Di tengah hiruk-pikuk kampus dan kebebasan baru, ia sempat kehilangan arah.
Musik yang dulu ia cintai terasa dingin, seolah kehilangan ruh.
Namun perlahan, ia menyadari bahwa setiap sistem memiliki logika, dan setiap logika lahir dari budaya yang menciptakannya.
Musikologi, pikirnya, bukan tentang kesempurnaan teknik, melainkan kemampuan memahami mengapa suatu bunyi lahir di tempat dan waktu tertentu.
"Pengetahuan tanpa empati hanyalah kebisingan yang teratur,"

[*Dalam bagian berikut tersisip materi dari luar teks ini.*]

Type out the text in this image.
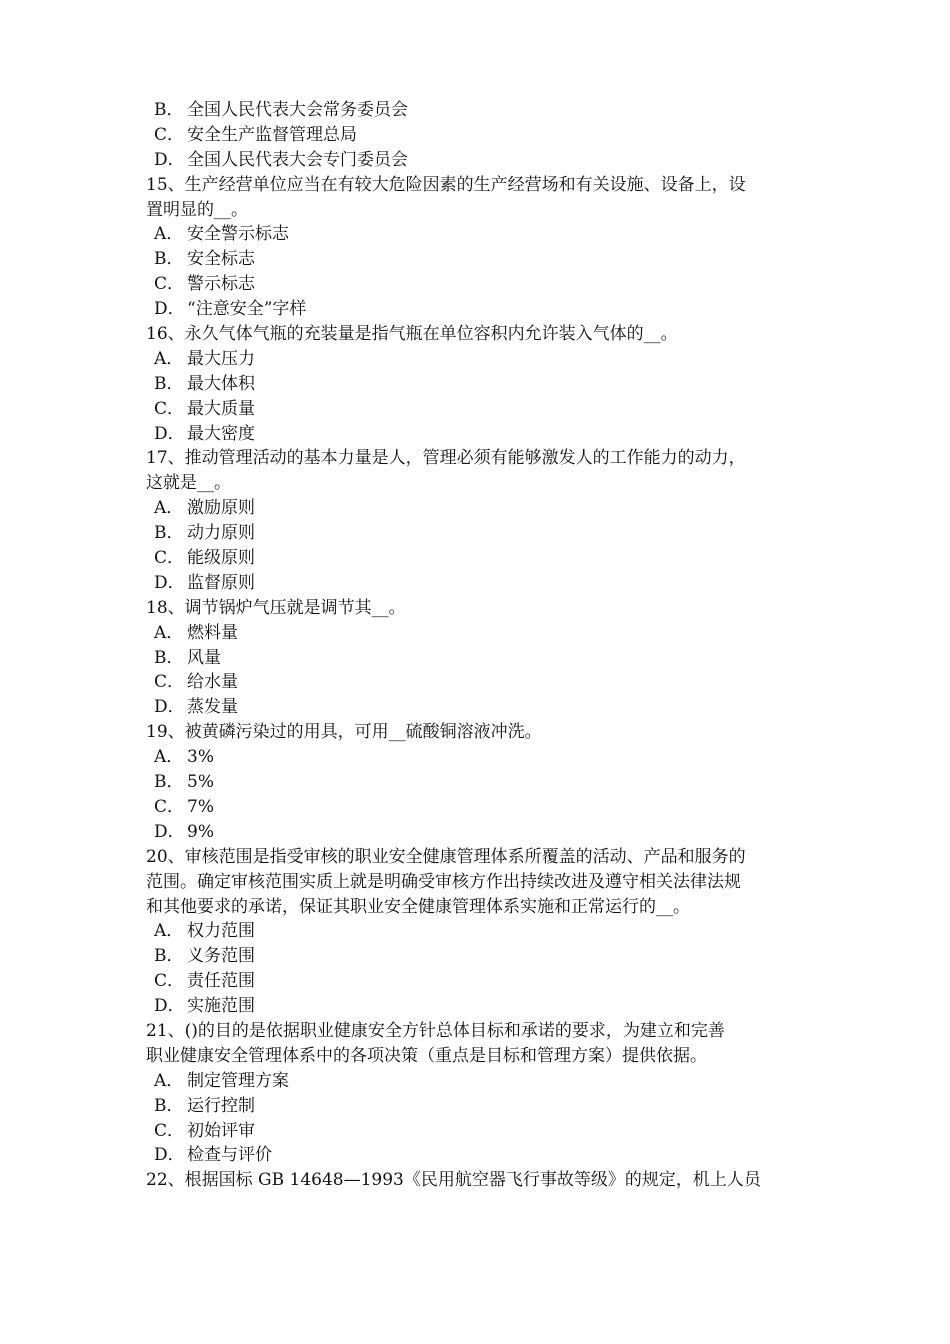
B． 全国人民代表大会常务委员会
C． 安全生产监督管理总局
D． 全国人民代表大会专门委员会
15、生产经营单位应当在有较大危险因素的生产经营场和有关设施、设备上，设
置明显的__。
A． 安全警示标志
B． 安全标志
C． 警示标志
D． “注意安全”字样
16、永久气体气瓶的充装量是指气瓶在单位容积内允许装入气体的__。
A． 最大压力
B． 最大体积
C． 最大质量
D． 最大密度
17、推动管理活动的基本力量是人，管理必须有能够激发人的工作能力的动力，
这就是__。
A． 激励原则
B． 动力原则
C． 能级原则
D． 监督原则
18、调节锅炉气压就是调节其__。
A． 燃料量
B． 风量
C． 给水量
D． 蒸发量
19、被黄磷污染过的用具，可用__硫酸铜溶液冲洗。
A． 3%
B． 5%
C． 7%
D． 9%
20、审核范围是指受审核的职业安全健康管理体系所覆盖的活动、产品和服务的
范围。确定审核范围实质上就是明确受审核方作出持续改进及遵守相关法律法规
和其他要求的承诺，保证其职业安全健康管理体系实施和正常运行的__。
A． 权力范围
B． 义务范围
C． 责任范围
D． 实施范围
21、()的目的是依据职业健康安全方针总体目标和承诺的要求，为建立和完善
职业健康安全管理体系中的各项决策（重点是目标和管理方案）提供依据。
A． 制定管理方案
B． 运行控制
C． 初始评审
D． 检查与评价
22、根据国标 GB 14648—1993《民用航空器飞行事故等级》的规定，机上人员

tulisnya suatu kali dalam catatan kecil.
Dari kesadaran itu, ia mulai menulis, berdiskusi, meneliti, dan akhirnya mengajar — bukan sekadar tentang bunyi, tapi tentang manusia yang hidup di balik bunyi.
Largo — Pulang Sebagai Bentuk Pencerahan
Setelah perjalanan panjang, ia kembali ke tanah asalnya.
Segala yang dulu tampak sederhana kini terasa dalam, dan segala yang dulu tampak rumit kini menjadi jernih.
Ia menyusuri kampung-kampung, mendengarkan nyanyian perempuan penenun, tabuhan rebana di malam maulid, dan seruan nelayan yang bersiul sambil menarik jala.
Dari situ, ia menyadari bahwa setiap kebudayaan adalah orkestra besar yang sedang memainkan lagu kehidupannya sendiri.
Dan tugasnya sebagai penyimak hanyalah menjaga agar lagu itu tidak terhenti.
Ia mengumpulkan data, tetapi lebih sering menampung cerita.
Ia mencatat ritme, tetapi lebih sering menulis rasa.
Sebab dalam setiap ketukan, ada makna yang tak bisa diukur oleh teori apa pun.
"Etnomusikologi bukan tentang mencatat bunyi, melainkan memahami bagaimana manusia memberi makna pada bunyi itu."
Scherzo — Dunia yang Tak Lagi Sama
Waktu berjalan, dan dunia berubah.
Teknologi menggantikan ruang sunyi dengan kebisingan algoritma.
Anak-anak muda hidup dalam tempo yang cepat, setiap suara berlomba menjadi viral — namun sedikit yang mau mendengar dengan sungguh-sungguh.
Ia percaya, justru di sinilah pentingnya kembali belajar mendengar.
Mendengar bukan hanya dengan telinga, tapi dengan pikiran dan hati.
Karena mendengar adalah awal dari pengetahuan, dan pengetahuan yang sejati selalu menumbuhkan kebijaksanaan.
Ia sering berkata kepada murid-muridnya:
"Jangan takut hidup lambat. Lambat bukan berarti tertinggal.
Kadang justru itu tempo yang benar untuk menemukan makna."